Tremendos Tesouros – Álbum musical
Tremendas canções! Tremenda cantora! Tremendos tesouros!
Por Alex Bicudo
Você gosta de viajar? E de encontrar boas surpresas? Sim? Então ouça “Tremendos Tesouros”, um lindo trabalho da cantora — e que cantora! — Tânia Reis. As letras são de Paul Constantinides, e o time de músicos é de primeira grandeza. Diferentemente do que cantam os Novos Baianos, sim: essa é uma estrada. E também uma viagem. Vamos correr com os cabelos ao vento em busca desses tesouros? Ah, aqui é permitido pisar na grama!
Abrindo o álbum, a faixa-título nos leva à beira do mar. Faça esse exercício: ouça-a de olhos fechados e você entenderá facilmente o que quero dizer. Na sequência, “Aventura é Amar” é um fado psicodélico que também nos faz viajar. Aliás, ao longo de todo o disco é impossível não viajar.
O instrumental salta aos ouvidos, mudando de tonalidade ao lado de uma letra esperta. “Amor Natural” nos leva novamente para o mar. Vale destacar o belíssimo trabalho instrumental, com arranjos inspirados e execuções sublimes que permeiam todo o percurso. Mas também, com tanto talento se revezando faixa a faixa, só poderia dar em coisa boa — ou melhor, em tremendos sons e ambientações.
“Moço” chega em forma de samba-rock, com direito a um trio de metais e um swing irresistível. Vamos para a roça? É para lá que “Cantoria do Beleléu” nos leva, embalada por uma percussão elegante e uma viola com perfume pinkfloydiano. “Maria Inês” nos lembra que o tempo passa depressa e, quando percebemos, já estamos na metade do álbum, agora com uma pegada de rock inglês. Aqui, a guitarra chora.

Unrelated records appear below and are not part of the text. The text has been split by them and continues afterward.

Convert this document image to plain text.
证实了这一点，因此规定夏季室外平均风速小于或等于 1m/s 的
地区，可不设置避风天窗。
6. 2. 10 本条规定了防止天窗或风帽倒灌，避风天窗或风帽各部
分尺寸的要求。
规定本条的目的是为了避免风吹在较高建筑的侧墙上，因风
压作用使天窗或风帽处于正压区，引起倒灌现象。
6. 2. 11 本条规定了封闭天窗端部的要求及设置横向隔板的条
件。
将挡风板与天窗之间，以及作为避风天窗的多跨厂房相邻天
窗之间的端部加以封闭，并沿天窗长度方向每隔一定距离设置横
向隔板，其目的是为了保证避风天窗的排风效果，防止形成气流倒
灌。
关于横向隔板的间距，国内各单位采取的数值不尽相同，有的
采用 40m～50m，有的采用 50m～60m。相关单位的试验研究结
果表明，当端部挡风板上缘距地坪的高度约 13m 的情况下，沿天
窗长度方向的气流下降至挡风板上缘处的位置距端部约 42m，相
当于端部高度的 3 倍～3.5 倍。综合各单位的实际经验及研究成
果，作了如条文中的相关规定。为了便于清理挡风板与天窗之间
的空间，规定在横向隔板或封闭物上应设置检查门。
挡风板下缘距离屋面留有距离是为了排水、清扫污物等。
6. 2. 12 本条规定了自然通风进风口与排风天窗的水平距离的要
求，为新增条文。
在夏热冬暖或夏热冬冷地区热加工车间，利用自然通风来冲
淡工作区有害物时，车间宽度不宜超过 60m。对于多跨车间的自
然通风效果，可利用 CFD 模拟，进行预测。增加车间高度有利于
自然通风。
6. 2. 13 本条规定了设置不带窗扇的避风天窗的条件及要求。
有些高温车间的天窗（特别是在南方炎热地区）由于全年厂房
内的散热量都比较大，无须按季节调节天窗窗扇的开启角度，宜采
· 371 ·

Antes de prosseguirmos, preciso falar da dona da voz: a intérprete sensível e versátil que é Tânia Reis. Com uma bagagem que não pesa, ela encara qualquer desafio sem bambear, com firmeza, elegância e sutileza. Como uma equilibrista na corda bamba, sem rede de proteção, ela se entrega por completo e transborda as emoções que cada canção pede e exala. É a meio-campista que domina a bola, escolhe a melhor jogada — perdoem o trocadilho futebolístico — e faz o time render o máximo. E que time! Há tanta gente talentosa nas composições, nos arranjos e nas
execuções que seria preciso recorrer à ficha técnica para citar todos.
Temos aqui um trabalho vigoroso e vertiginoso, cheio de nuances. Preciso repetir: isto é uma viagem. E das boas!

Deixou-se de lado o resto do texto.